Unite teams around why your organization does what it does—even when everyone is leaving the office.
Culture. Today, it’s a buzzword of epic proportions.
It’s no secret that organizations are working harder than ever to establish enthralling cultures that appeal to employees of all kinds—those they already have, as well as those they want. From DE&I initiatives, flexible work schedules, work-from-anywhere compatibility, and a strong focus on physical, mental and emotional well-being—the list is long.
But the results of these efforts are felt well beyond the confines of an internal team. They find their way into our marketing efforts, extending to the relationships a brand has with its consumers, as well as those an agency has with each of its clients. Because of this, pushing culture and related initiatives simply isn’t enough. Fostering relationships that lead to recruiting and retaining top talent requires shifting your focus.
Learn to live your purpose
This means realizing what you do is vastly different from why you do it. However, understanding the purpose of your organization still isn’t quite enough. People need a reason to have some skin in the game, which means they need to know what that purpose means to—or has to do with—them.

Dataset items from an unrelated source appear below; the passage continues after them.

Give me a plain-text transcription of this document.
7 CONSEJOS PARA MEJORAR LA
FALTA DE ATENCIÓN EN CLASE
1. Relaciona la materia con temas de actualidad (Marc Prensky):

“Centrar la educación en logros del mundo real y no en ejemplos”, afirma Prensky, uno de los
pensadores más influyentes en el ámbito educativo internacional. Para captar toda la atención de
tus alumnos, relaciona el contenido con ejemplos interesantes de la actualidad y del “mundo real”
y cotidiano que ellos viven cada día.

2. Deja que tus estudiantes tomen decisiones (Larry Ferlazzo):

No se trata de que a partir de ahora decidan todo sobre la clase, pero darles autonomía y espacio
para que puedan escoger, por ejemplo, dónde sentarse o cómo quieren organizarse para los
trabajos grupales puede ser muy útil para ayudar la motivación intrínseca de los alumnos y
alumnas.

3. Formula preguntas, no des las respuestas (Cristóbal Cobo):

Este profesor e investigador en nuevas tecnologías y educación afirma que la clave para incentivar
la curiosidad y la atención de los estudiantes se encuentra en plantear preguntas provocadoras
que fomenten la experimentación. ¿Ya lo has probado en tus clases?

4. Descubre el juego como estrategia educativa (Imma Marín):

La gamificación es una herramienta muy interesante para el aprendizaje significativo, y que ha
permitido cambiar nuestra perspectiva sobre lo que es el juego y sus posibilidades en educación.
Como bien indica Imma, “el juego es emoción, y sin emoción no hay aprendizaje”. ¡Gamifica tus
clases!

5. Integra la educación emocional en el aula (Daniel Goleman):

To support this fact, in the last five editions of Gallagher’s State of the Sector Report, “Engaging people around purpose, strategy and values,” is a top priority for more than 50% of the organizations they surveyed globally.
Coming from someone who has run the gamut of professional working environments, having worked everywhere from corporate America, to freelance and agency gigs, both in the office full-time and 100% remote (I currently work five states and some 20 hours away from my employer’s headquarters), purpose matters. In each role I’ve held, my engagement with and feeling of investment in a given organization was a direct reflection of how I felt my work (and myself, personally) was tied to why I was in the role I was in.
It comes down to authentic belonging.
What does that mean?
It means when employees question why they’re with an organization, why they continue to show up, stick around and give of their time and talent, they have an answer. One they stand behind.
This is fundamental to creating a purposeful culture able to recruit and, more importantly, retain top talent. Want to manifest this culture of inclusion in your own workplace? Give these tips a try:
Have meaningful conversations. Take interest in your teams, both as employees and as people. This means checking in regularly to ask how things are going and connect on how individuals are progressing with their goals both personally and professionally. This helps employees feel appreciated, seen and trusted at work, which—lucky for you—will likely equate to greater productivity and creativity in the office.
Create and inspire opportunities to connect. In hybrid and virtual environments, gone are many of the chances to spontaneously interact with others throughout the day. Instead, we’re now forced to break down barriers to create those opportunities ourselves, whenever we can. akhia communications (and most of its employees) is in Northern Ohio. I live a bit farther North (and West) in North Dakota. Things like spontaneous virtual watercoolers, Culture Club events that deliver creative ways to engage, surprise and delight, along with contests and other opportunities to voluntarily collaborate present opportunities to have my voice heard and creativity showcased. Those occurrences (think creating concepts behind the agency’s holiday card, weekly Kahoot! games, gift cards for participating in the annual pumpkin decorating contest, beer to drink during a themed holiday Teams event, etc.) also give me chances to connect with my teammates and the business.
Allow everyone to contribute to the workplace culture and overall experience. As mentioned, establishing a sense of belonging and trust in who they work with every day is huge in engaging and retaining employees. With remote work opportunities becoming more prevalent and accessible, it’s that much easier for top talent to be poached. Tailoring your workplace to the needs of everyone working there demonstrates a genuine sense of care – that your business isn’t one-size-fits-all and each individual’s needs matter. The biggest win for you? Your teams feel more vested and like they have more ownership of practices and policies, since they were involved in the creation and ideation.
Give kudos where kudos are due. When someone embodies your organization’s purpose or core values, acknowledge it. Not only will you be reinforcing desired behavior and providing a shining example for others to emulate, but staff will recognize their efforts are valued, appreciated and worth celebrating. By leaning on and celebrating the collective brain pool at your organization, you’ll also be taking great strides toward a more inclusive culture that values everyone’s input.
Authenticity goes a long way toward helping your organization live its purpose and engage employees with it as well. Exercising genuine care and support ensures that purpose remains a core focus, so teams are reminded regularly of why they do what they do – and why they choose to do so with you.
Tying the work of individual employees to the success of the greater organization results in a measurable, quantifiable difference in how valued employees feel, deepening their connection and commitment to you as an employer.